Le jeune chauffeur l’avoue, la prise en main du pressage en big baler avec la presse Fendt 1290 Procut s’avère compliquée. « Je n’avais jamais fait ça. Mais après quelques journées, maintenant, c’est bon ! Il faut faire attention aux réglages de la pression, aux noueurs… Et aussi au niveau du broyeur. Il y a des cotes à respecter ! », liste ainsi Adrien Fréhel.
La cuma lance un service avec sa presse Fendt 1290 Procut et un hacheur sous flèche Müthing
Car la principale particularité de la presse Fendt 1290 Procut qui sillonne les alentours de Berric (56) est qu’elle porte un broyeur sous flèche Müthing. En plus d’un rotor de coupe en aval du ramasseur, ce dispositif permet un hachage de la paille ou du foin, « jusqu’à 2 ou 3 cm », explique l’opérateur.
Le service pour les aviculteurs et les éleveurs de bovins répond à une demande. « Nous n’avions pas l’activité. Les cuma autour non plus. Plusieurs adhérents travaillaient avec un entrepreneur qui l’a arrêtée. On s’est dit que c’était le moment d’essayer », se complètent Willy Danilo (salarié en charge des plannings) et Yves Caro (président de la cuma la Berricoise).

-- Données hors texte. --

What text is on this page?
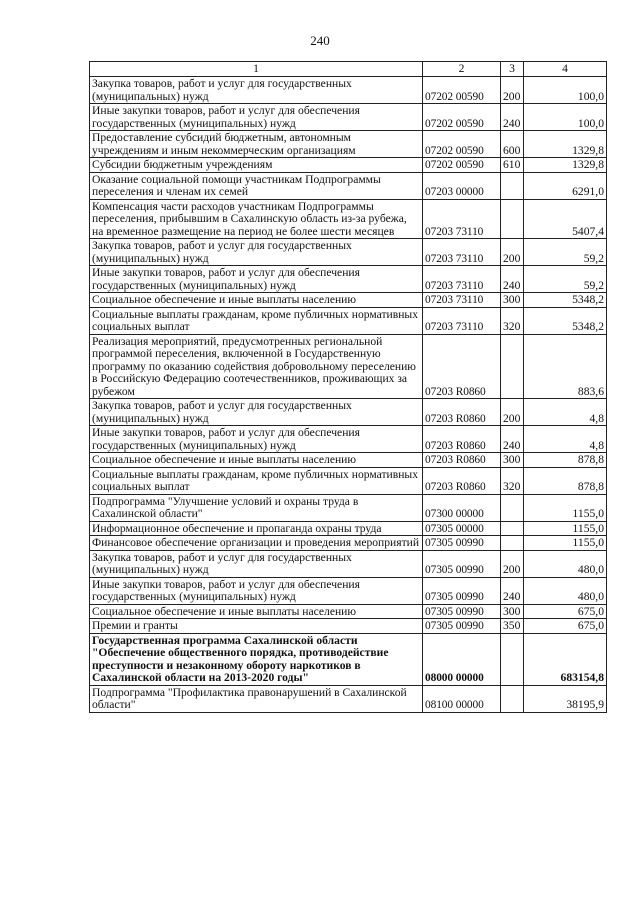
240
1	2	3	4
Закупка товаров, работ и услуг для государственных (муниципальных) нужд	07202 00590	200	100,0
Иные закупки товаров, работ и услуг для обеспечения государственных (муниципальных) нужд	07202 00590	240	100,0
Предоставление субсидий бюджетным, автономным учреждениям и иным некоммерческим организациям	07202 00590	600	1329,8
Субсидии бюджетным учреждениям	07202 00590	610	1329,8
Оказание социальной помощи участникам Подпрограммы переселения и членам их семей	07203 00000		6291,0
Компенсация части расходов участникам Подпрограммы переселения, прибывшим в Сахалинскую область из-за рубежа, на временное размещение на период не более шести месяцев	07203 73110		5407,4
Закупка товаров, работ и услуг для государственных (муниципальных) нужд	07203 73110	200	59,2
Иные закупки товаров, работ и услуг для обеспечения государственных (муниципальных) нужд	07203 73110	240	59,2
Социальное обеспечение и иные выплаты населению	07203 73110	300	5348,2
Социальные выплаты гражданам, кроме публичных нормативных социальных выплат	07203 73110	320	5348,2
Реализация мероприятий, предусмотренных региональной программой переселения, включенной в Государственную программу по оказанию содействия добровольному переселению в Российскую Федерацию соотечественников, проживающих за рубежом	07203 R0860		883,6
Закупка товаров, работ и услуг для государственных (муниципальных) нужд	07203 R0860	200	4,8
Иные закупки товаров, работ и услуг для обеспечения государственных (муниципальных) нужд	07203 R0860	240	4,8
Социальное обеспечение и иные выплаты населению	07203 R0860	300	878,8
Социальные выплаты гражданам, кроме публичных нормативных социальных выплат	07203 R0860	320	878,8
Подпрограмма "Улучшение условий и охраны труда в Сахалинской области"	07300 00000		1155,0
Информационное обеспечение и пропаганда охраны труда	07305 00000		1155,0
Финансовое обеспечение организации и проведения мероприятий	07305 00990		1155,0
Закупка товаров, работ и услуг для государственных (муниципальных) нужд	07305 00990	200	480,0
Иные закупки товаров, работ и услуг для обеспечения государственных (муниципальных) нужд	07305 00990	240	480,0
Социальное обеспечение и иные выплаты населению	07305 00990	300	675,0
Премии и гранты	07305 00990	350	675,0
Государственная программа Сахалинской области "Обеспечение общественного порядка, противодействие преступности и незаконному обороту наркотиков в Сахалинской области на 2013-2020 годы"	08000 00000		683154,8
Подпрограмма "Профилактика правонарушений в Сахалинской области"	08100 00000		38195,9
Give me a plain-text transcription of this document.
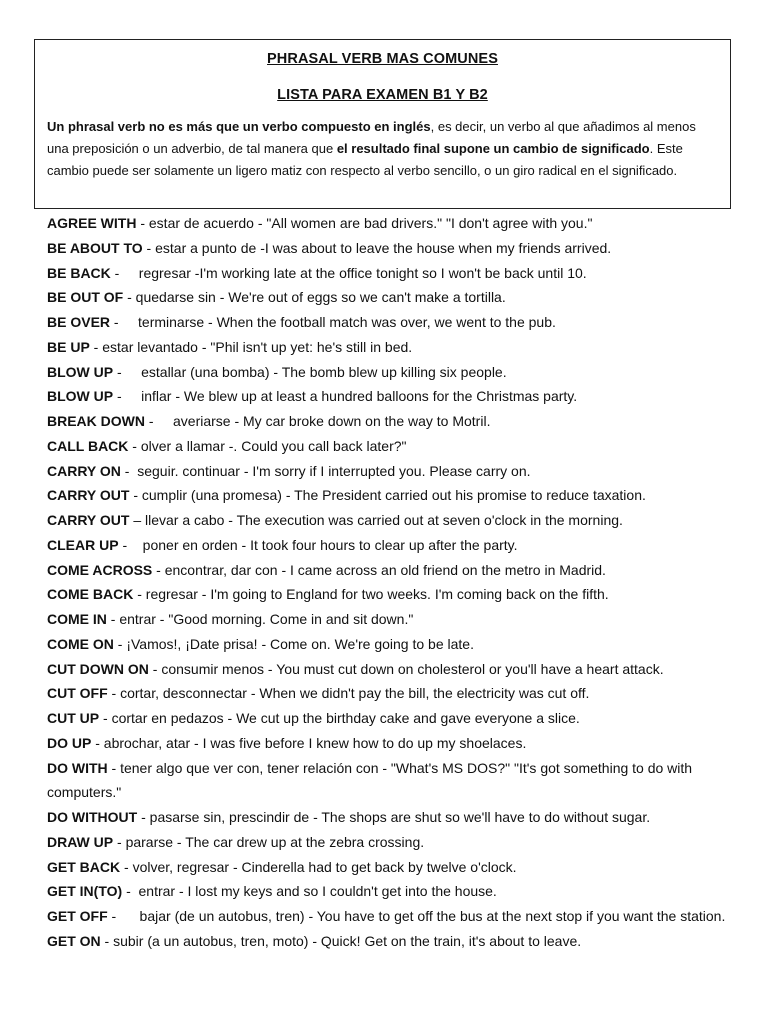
PHRASAL VERB MAS COMUNES
LISTA PARA EXAMEN B1 Y B2
Un phrasal verb no es más que un verbo compuesto en inglés, es decir, un verbo al que añadimos al menos una preposición o un adverbio, de tal manera que el resultado final supone un cambio de significado. Este cambio puede ser solamente un ligero matiz con respecto al verbo sencillo, o un giro radical en el significado.
AGREE WITH - estar de acuerdo - "All women are bad drivers." "I don't agree with you."
BE ABOUT TO - estar a punto de -I was about to leave the house when my friends arrived.
BE BACK -     regresar -I'm working late at the office tonight so I won't be back until 10.
BE OUT OF - quedarse sin - We're out of eggs so we can't make a tortilla.
BE OVER -     terminarse - When the football match was over, we went to the pub.
BE UP - estar levantado - "Phil isn't up yet: he's still in bed.
BLOW UP -     estallar (una bomba) - The bomb blew up killing six people.
BLOW UP -     inflar - We blew up at least a hundred balloons for the Christmas party.
BREAK DOWN -     averiarse - My car broke down on the way to Motril.
CALL BACK - olver a llamar -. Could you call back later?"
CARRY ON -  seguir. continuar - I'm sorry if I interrupted you. Please carry on.
CARRY OUT - cumplir (una promesa) - The President carried out his promise to reduce taxation.
CARRY OUT – llevar a cabo - The execution was carried out at seven o'clock in the morning.
CLEAR UP -    poner en orden - It took four hours to clear up after the party.
COME ACROSS - encontrar, dar con - I came across an old friend on the metro in Madrid.
COME BACK - regresar - I'm going to England for two weeks. I'm coming back on the fifth.
COME IN - entrar - "Good morning. Come in and sit down."
COME ON - ¡Vamos!, ¡Date prisa! - Come on. We're going to be late.
CUT DOWN ON - consumir menos - You must cut down on cholesterol or you'll have a heart attack.
CUT OFF - cortar, desconnectar - When we didn't pay the bill, the electricity was cut off.
CUT UP - cortar en pedazos - We cut up the birthday cake and gave everyone a slice.
DO UP - abrochar, atar - I was five before I knew how to do up my shoelaces.
DO WITH - tener algo que ver con, tener relación con - "What's MS DOS?" "It's got something to do with computers."
DO WITHOUT - pasarse sin, prescindir de - The shops are shut so we'll have to do without sugar.
DRAW UP - pararse - The car drew up at the zebra crossing.
GET BACK - volver, regresar - Cinderella had to get back by twelve o'clock.
GET IN(TO) -  entrar - I lost my keys and so I couldn't get into the house.
GET OFF -      bajar (de un autobus, tren) - You have to get off the bus at the next stop if you want the station.
GET ON - subir (a un autobus, tren, moto) - Quick! Get on the train, it's about to leave.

L’ensemble produit des balles de 120 cm par 90 cm et jusqu’à 240 cm en longueur. « Elles font 500 kg, voire un peu plus quand c’est broyé », évalue Adrien Fréhel (©Entraid).
La presse Fendt 1290 Procut en vidéo
Jusqu’à 600 balles dans la journée
Dans son champ de paille bio ce jour-là, Adrien Fréhel n’active ni le broyeur ni le rotocut. « Là, j’en suis à 55 bottes par heure. En revanche, quand l’adhérent demande de la paille broyée, il faut réduire la vitesse. Donc on divise le débit quasiment par deux. »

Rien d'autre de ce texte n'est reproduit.